Last month, the House passed, along party lines, the “Health and Economic Recovery Omnibus Emergency Solutions.” The HEROES Act would provide more than $3 trillion to federal agencies, state and local governments, small businesses, and individuals. Eyes are on the Senate as members try to reach a bipartisan agreement for future provisions.
The science and higher education community are working to estimate the short- and long-term consequences of COVID-19 on the scientific infrastructure.
While eager to get back to campus, institutions will need to make potentially costly accommodations to keep students and faculty healthy. Challenges will include how to physically distance people and adequately sanitize facilities, as well as developing policies and practice around providing PPE, implementing testing, and contact tracing.
From a human capital perspective, COVID-19 is creating both short and long-term consequences. With campuses and labs shut down indefinitely, undergraduate researchers have been unable to complete training in research methods or benefit from mentoring or advisor oversight. Disrupted research will take extra time to complete, even for researchers not dependent on labs. Working from home is often less productive due to managing child care and inferior technology arrangements.

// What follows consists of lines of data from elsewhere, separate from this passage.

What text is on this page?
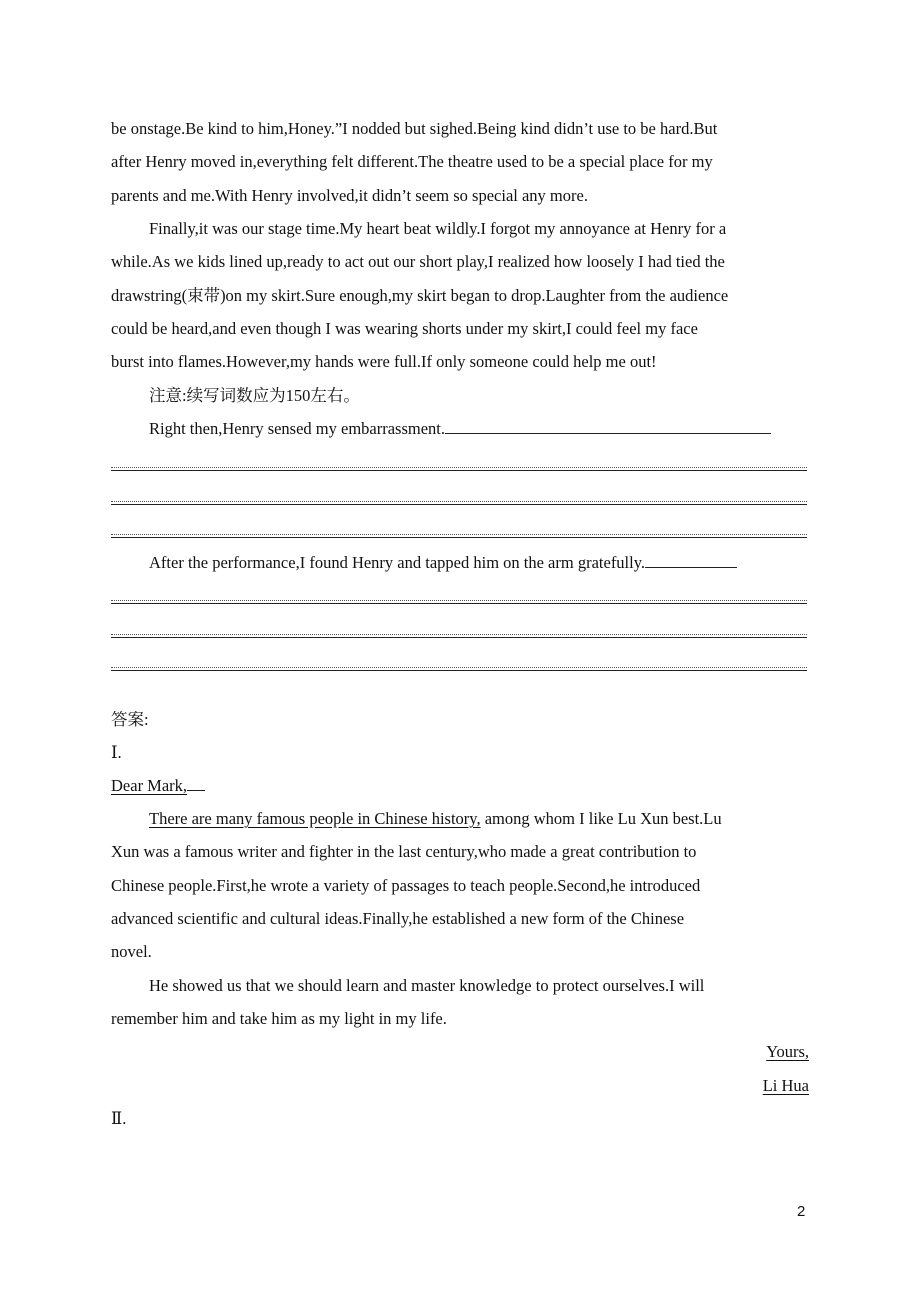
be onstage.Be kind to him,Honey.”I nodded but sighed.Being kind didn’t use to be hard.But
after Henry moved in,everything felt different.The theatre used to be a special place for my
parents and me.With Henry involved,it didn’t seem so special any more.
Finally,it was our stage time.My heart beat wildly.I forgot my annoyance at Henry for a
while.As we kids lined up,ready to act out our short play,I realized how loosely I had tied the
drawstring(束带)on my skirt.Sure enough,my skirt began to drop.Laughter from the audience
could be heard,and even though I was wearing shorts under my skirt,I could feel my face
burst into flames.However,my hands were full.If only someone could help me out!
注意:续写词数应为150左右。
Right then,Henry sensed my embarrassment.
After the performance,I found Henry and tapped him on the arm gratefully.
答案:
Ⅰ.
Dear Mark,
There are many famous people in Chinese history, among whom I like Lu Xun best.Lu
Xun was a famous writer and fighter in the last century,who made a great contribution to
Chinese people.First,he wrote a variety of passages to teach people.Second,he introduced
advanced scientific and cultural ideas.Finally,he established a new form of the Chinese
novel.
He showed us that we should learn and master knowledge to protect ourselves.I will
remember him and take him as my light in my life.
Yours,
Li Hua
Ⅱ.
2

Furthermore, recent graduates and postdocs are facing a terrible job market and postdocs will require additional funding to continue research until students are back on campus and universities start hiring new faculty.
Federal agencies are working to accommodate these challenges, offering increased flexibility for research and researchers. These extensions, supplements, and new COVID-19 funding opportunities entail additional administrative expense. On behalf of our researchers, FABBS continues to communicate these costs and consideration to Congressional offices and federal agencies.

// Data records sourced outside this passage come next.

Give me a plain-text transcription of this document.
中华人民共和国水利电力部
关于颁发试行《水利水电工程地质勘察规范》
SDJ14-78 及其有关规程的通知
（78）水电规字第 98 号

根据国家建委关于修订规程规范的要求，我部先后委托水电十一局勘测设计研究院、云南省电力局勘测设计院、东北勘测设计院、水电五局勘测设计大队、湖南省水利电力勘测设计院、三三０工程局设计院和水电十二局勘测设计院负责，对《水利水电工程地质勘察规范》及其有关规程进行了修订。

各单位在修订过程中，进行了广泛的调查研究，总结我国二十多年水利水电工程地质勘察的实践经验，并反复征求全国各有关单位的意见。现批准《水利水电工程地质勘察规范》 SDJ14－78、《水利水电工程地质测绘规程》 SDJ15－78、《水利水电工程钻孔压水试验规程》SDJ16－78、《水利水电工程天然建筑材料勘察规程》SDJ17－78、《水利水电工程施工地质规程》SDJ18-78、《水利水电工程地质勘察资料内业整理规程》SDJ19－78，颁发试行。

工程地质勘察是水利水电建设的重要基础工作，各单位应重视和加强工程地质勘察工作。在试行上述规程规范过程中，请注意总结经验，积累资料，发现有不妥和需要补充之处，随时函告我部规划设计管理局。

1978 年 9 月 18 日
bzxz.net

The outlook for FY 2021 was never particularly rosy. At the outset, agreed upon budget caps included an inadequate $5 billion increase – less than 1 percent – to the discretionary spending cap over the FY 2020 level. Senate Appropriations Chair Richard Shelby (R-AL), after meeting with the White House, indicated a willingness to exempt $11 billion for the VA MISSION Act from the budget caps, overcoming a significant obstacle to a forward path for the appropriations process. Chairman Shelby has accordingly expressed his desire to see the Senate begin marking up bills the third week in June.

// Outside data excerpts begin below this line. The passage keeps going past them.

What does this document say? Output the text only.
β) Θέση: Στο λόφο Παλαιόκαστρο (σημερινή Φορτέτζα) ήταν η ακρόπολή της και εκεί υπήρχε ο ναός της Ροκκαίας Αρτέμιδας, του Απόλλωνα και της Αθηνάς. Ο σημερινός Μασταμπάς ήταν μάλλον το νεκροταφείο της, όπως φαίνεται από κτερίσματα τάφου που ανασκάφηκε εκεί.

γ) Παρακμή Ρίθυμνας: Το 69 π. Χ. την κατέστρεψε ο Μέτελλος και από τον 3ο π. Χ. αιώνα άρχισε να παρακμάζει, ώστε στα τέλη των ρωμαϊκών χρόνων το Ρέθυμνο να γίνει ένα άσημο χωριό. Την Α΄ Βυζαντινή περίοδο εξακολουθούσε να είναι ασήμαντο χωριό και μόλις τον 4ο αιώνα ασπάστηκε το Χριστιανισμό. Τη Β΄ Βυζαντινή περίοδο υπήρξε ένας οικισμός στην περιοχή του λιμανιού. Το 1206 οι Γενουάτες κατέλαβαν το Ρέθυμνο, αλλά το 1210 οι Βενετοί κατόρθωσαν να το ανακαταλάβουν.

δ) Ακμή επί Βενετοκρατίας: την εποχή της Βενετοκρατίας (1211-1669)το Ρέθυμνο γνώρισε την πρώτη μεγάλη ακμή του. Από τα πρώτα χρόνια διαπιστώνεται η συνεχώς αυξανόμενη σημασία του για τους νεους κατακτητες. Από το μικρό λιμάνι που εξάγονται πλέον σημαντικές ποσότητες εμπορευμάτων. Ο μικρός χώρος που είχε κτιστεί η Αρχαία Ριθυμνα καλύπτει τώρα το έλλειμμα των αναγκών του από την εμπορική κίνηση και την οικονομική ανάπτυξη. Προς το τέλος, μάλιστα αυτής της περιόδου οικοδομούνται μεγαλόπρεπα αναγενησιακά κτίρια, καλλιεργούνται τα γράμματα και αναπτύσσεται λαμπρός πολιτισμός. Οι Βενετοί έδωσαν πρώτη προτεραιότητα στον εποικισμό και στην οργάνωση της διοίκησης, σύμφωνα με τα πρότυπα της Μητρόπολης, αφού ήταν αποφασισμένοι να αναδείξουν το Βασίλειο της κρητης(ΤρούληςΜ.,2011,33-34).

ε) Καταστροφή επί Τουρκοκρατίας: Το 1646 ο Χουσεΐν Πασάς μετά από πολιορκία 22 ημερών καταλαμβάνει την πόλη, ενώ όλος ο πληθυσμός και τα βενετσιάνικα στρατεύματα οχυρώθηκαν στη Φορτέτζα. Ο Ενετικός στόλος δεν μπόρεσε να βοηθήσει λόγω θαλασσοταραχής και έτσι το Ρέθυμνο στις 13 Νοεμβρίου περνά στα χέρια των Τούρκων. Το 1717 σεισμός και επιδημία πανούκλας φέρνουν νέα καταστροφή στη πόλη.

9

Majority Leader Steny Hoyer (D-MD) has announced that the House of Representatives will have one voting day in June, twelve in July, and none in August – as is typical, particularly in an election year. The House Appropriations Committee is expected to start marking up spending bills in subcommittee and full committee “at the end of June and beginning of July” and to vote on the twelve annual spending measures by the end of July.